VÍNCULO 1354 – A AFBNDES e as demais Associações do Sistema BNDES participaram de uma reunião com o novo presidentedo Banco, Gustavo Montezano, na última quinta-feira. O presidente foi educado, direto e argumentativo. São importantes características para um presidente do BNDES, particularmente para quem pretende com ele manter diálogo.

O novo presidente conseguiu apresentar um programa para o Banco resumido em cinco metas. São elas: 1.explicar a “caixa-preta” do BNDES; 2. vender a carteira de ações da BNDESPar; 3. devolver R$ 126 bilhões de aportes do Tesouro; 4. apresentar um plano trienal, que envolve o “redimensionamento” do Banco; e 5. avançar num modelo do BNDES baseado na prestação de serviços.

Claro que suas metas são ainda vagas. O quão são vagas é difícil de determinar, mas são claramente vagas. São alinhadas, segundo suas próprias palavras, com as determinações do Ministério da Economia. A contribuição pessoal do novo presidente, pelo que percebemos, estará em buscar alternativas para tratar da questão da suposta “caixa-preta” e nos dois últimos pontos: o plano trienal e a prestação de serviços.

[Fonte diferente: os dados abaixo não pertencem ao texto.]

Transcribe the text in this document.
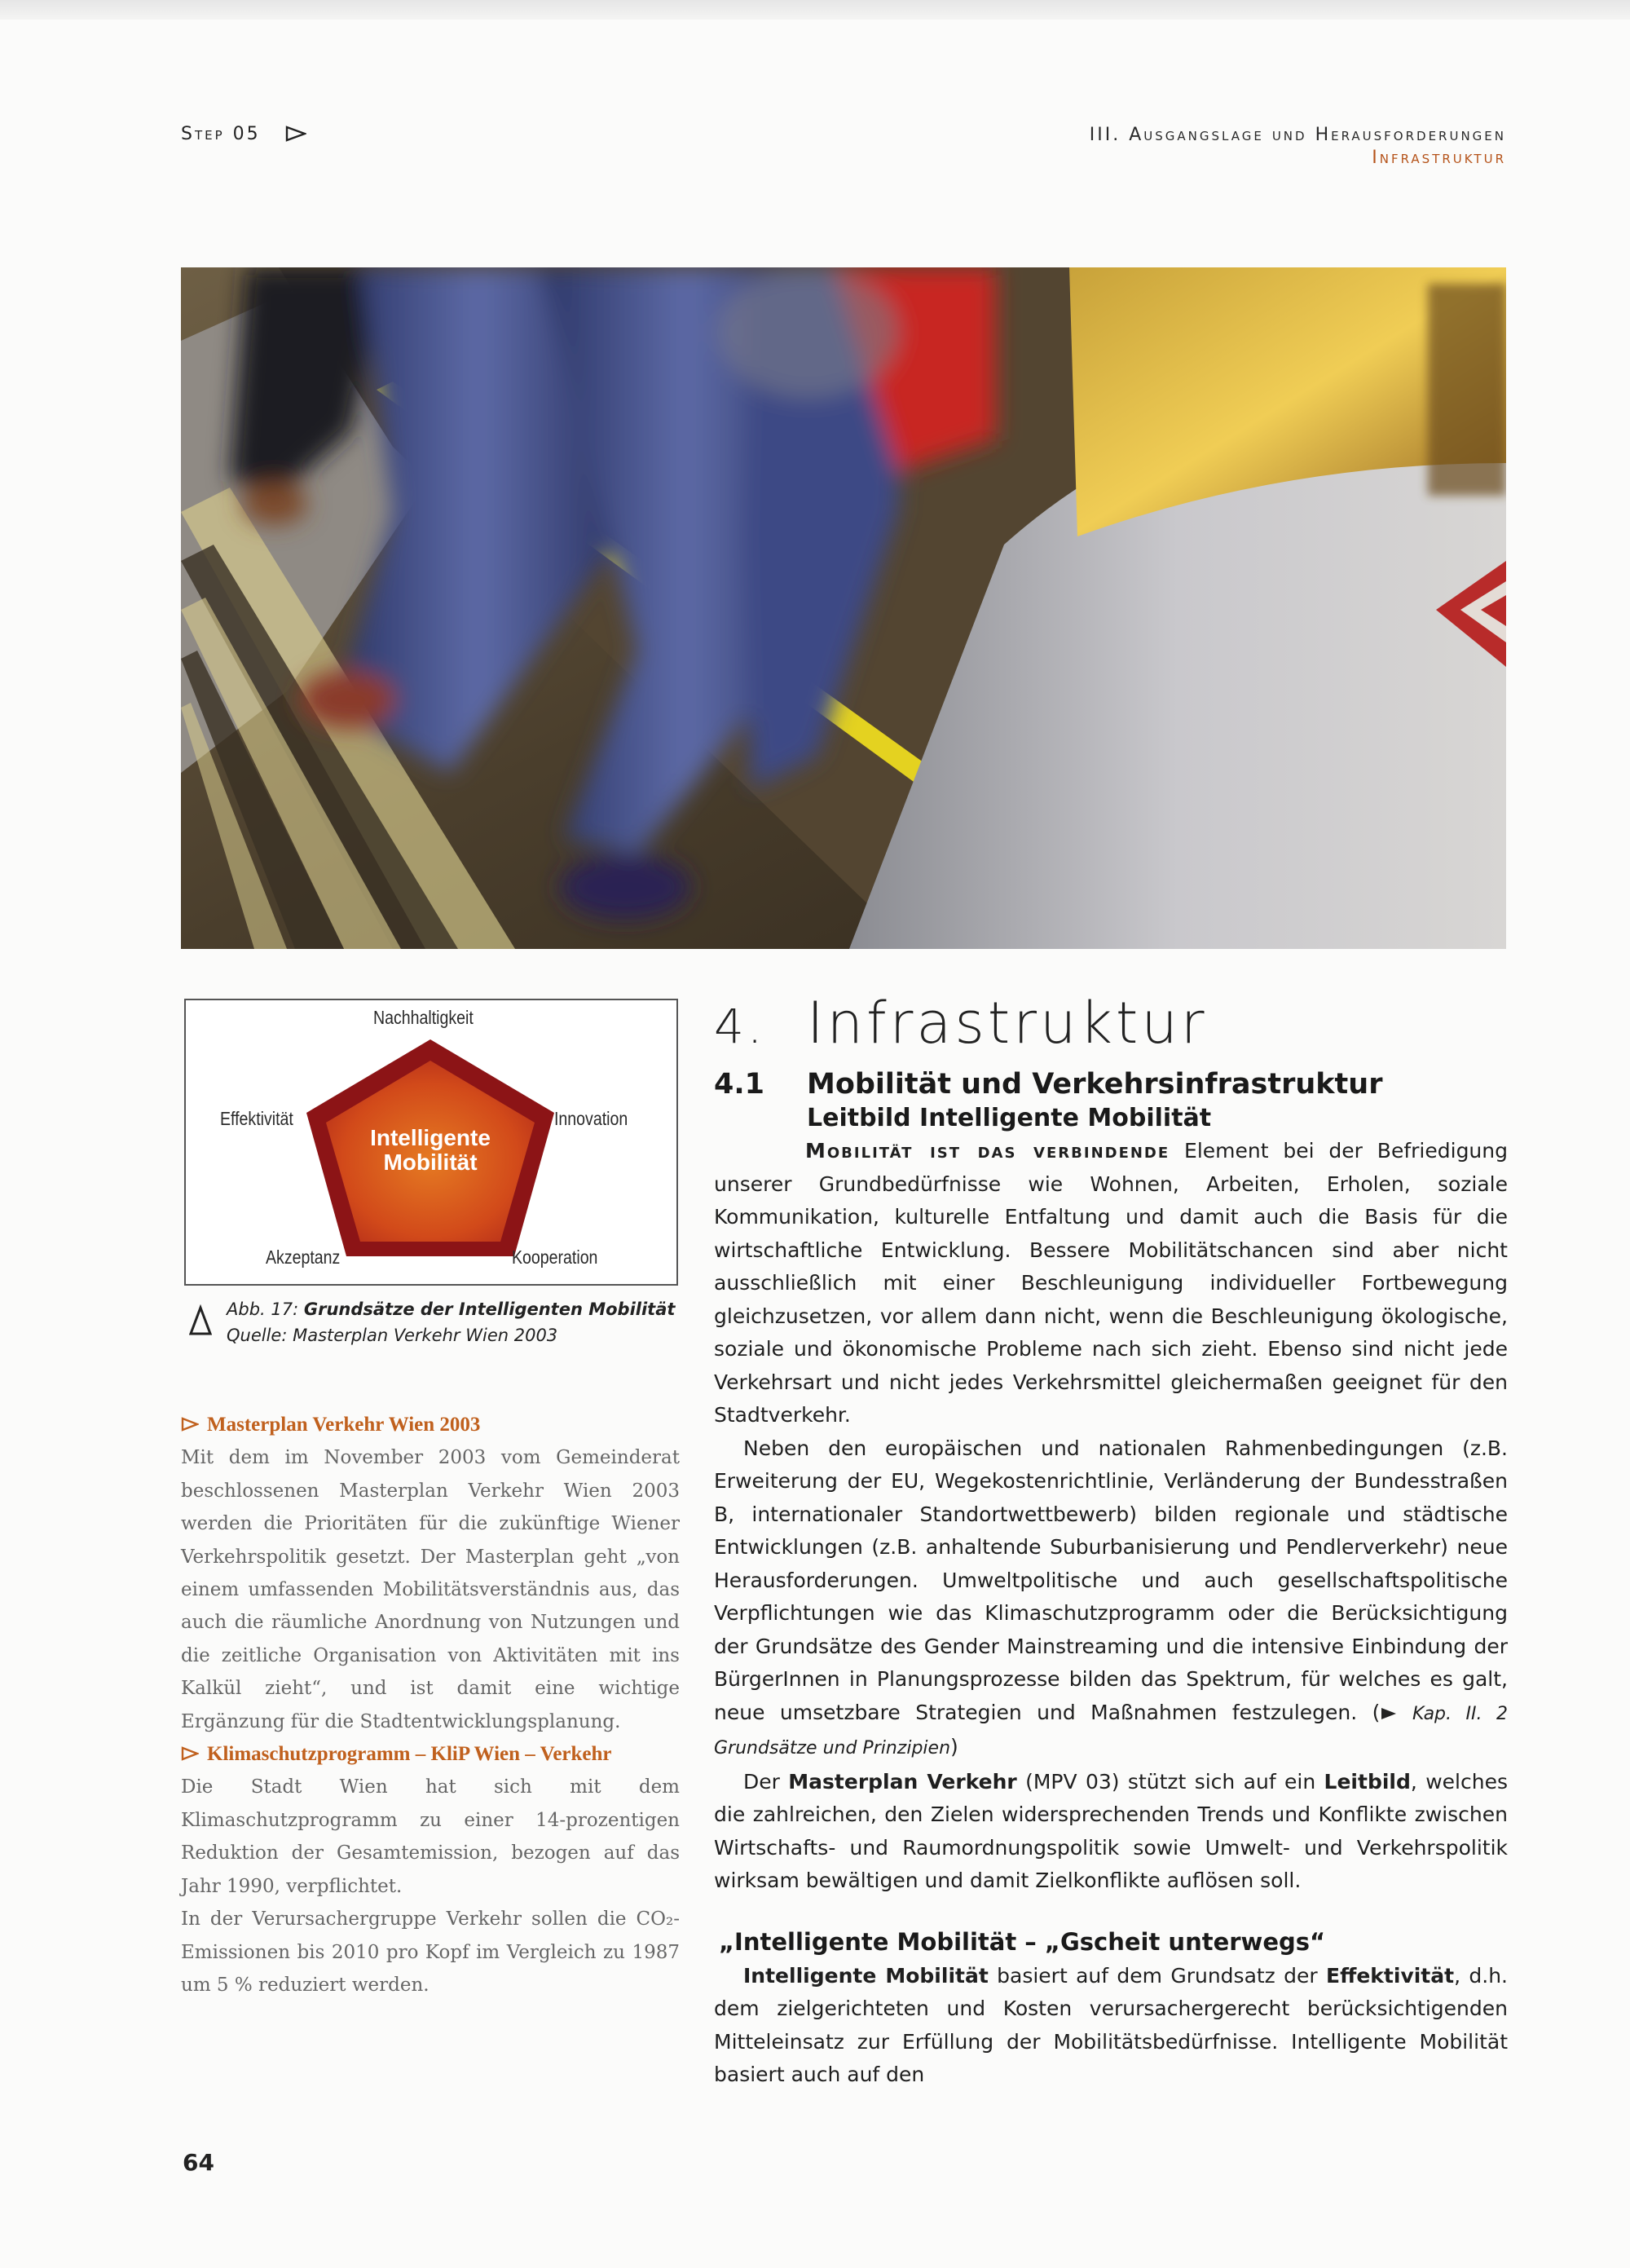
Step 05	III. Ausgangslage und Herausforderungen
Infrastruktur
Nachhaltigkeit
Effektivität	Innovation
Akzeptanz	Kooperation
Intelligente
Mobilität
Abb. 17: Grundsätze der Intelligenten Mobilität
Quelle: Masterplan Verkehr Wien 2003
Masterplan Verkehr Wien 2003

Mit dem im November 2003 vom Gemeinderat beschlossenen Masterplan Verkehr Wien 2003 werden die Prioritäten für die zukünftige Wiener Verkehrspolitik gesetzt. Der Masterplan geht „von einem umfassenden Mobilitätsverständnis aus, das auch die räumliche Anordnung von Nutzungen und die zeitliche Organisation von Aktivitäten mit ins Kalkül zieht“, und ist damit eine wichtige Ergänzung für die Stadtentwicklungsplanung.

Klimaschutzprogramm – KliP Wien – Verkehr

Die Stadt Wien hat sich mit dem Klimaschutzprogramm zu einer 14-prozentigen Reduktion der Gesamtemission, bezogen auf das Jahr 1990, verpflichtet.

In der Verursachergruppe Verkehr sollen die CO₂-Emissionen bis 2010 pro Kopf im Vergleich zu 1987 um 5 % reduziert werden.

4. Infrastruktur
4.1 Mobilität und Verkehrsinfrastruktur
Leitbild Intelligente Mobilität

Mobilität ist das verbindende Element bei der Befriedigung unserer Grundbedürfnisse wie Wohnen, Arbeiten, Erholen, soziale Kommunikation, kulturelle Entfaltung und damit auch die Basis für die wirtschaftliche Entwicklung. Bessere Mobilitätschancen sind aber nicht ausschließlich mit einer Beschleunigung individueller Fortbewegung gleichzusetzen, vor allem dann nicht, wenn die Beschleunigung ökologische, soziale und ökonomische Probleme nach sich zieht. Ebenso sind nicht jede Verkehrsart und nicht jedes Verkehrsmittel gleichermaßen geeignet für den Stadtverkehr.

Neben den europäischen und nationalen Rahmenbedingungen (z.B. Erweiterung der EU, Wegekostenrichtlinie, Verländerung der Bundesstraßen B, internationaler Standortwettbewerb) bilden regionale und städtische Entwicklungen (z.B. anhaltende Suburbanisierung und Pendlerverkehr) neue Herausforderungen. Umweltpolitische und auch gesellschaftspolitische Verpflichtungen wie das Klimaschutzprogramm oder die Berücksichtigung der Grundsätze des Gender Mainstreaming und die intensive Einbindung der BürgerInnen in Planungsprozesse bilden das Spektrum, für welches es galt, neue umsetzbare Strategien und Maßnahmen festzulegen. ( Kap. II. 2 Grundsätze und Prinzipien)

Der Masterplan Verkehr (MPV 03) stützt sich auf ein Leitbild, welches die zahlreichen, den Zielen widersprechenden Trends und Konflikte zwischen Wirtschafts- und Raumordnungspolitik sowie Umwelt- und Verkehrspolitik wirksam bewältigen und damit Zielkonflikte auflösen soll.

„Intelligente Mobilität – „Gscheit unterwegs“

Intelligente Mobilität basiert auf dem Grundsatz der Effektivität, d.h. dem zielgerichteten und Kosten verursachergerecht berücksichtigenden Mitteleinsatz zur Erfüllung der Mobilitätsbedürfnisse. Intelligente Mobilität basiert auch auf den

64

Seus cinco pontos são sua resposta ao desafio de assumir o cargo de presidente do BNDES, acenar algum gesto de segurança para o corpo técnico da Casa e, ao mesmo tempo, atender às demandas de um governo abertamente hostil à instituição.

Quando falam em abrir a “caixa-preta” do Banco, obviamente, querem a confirmação de supostos descalabros na atuação do BNDES. Vejamos o caso do apoio ao comércio exterior.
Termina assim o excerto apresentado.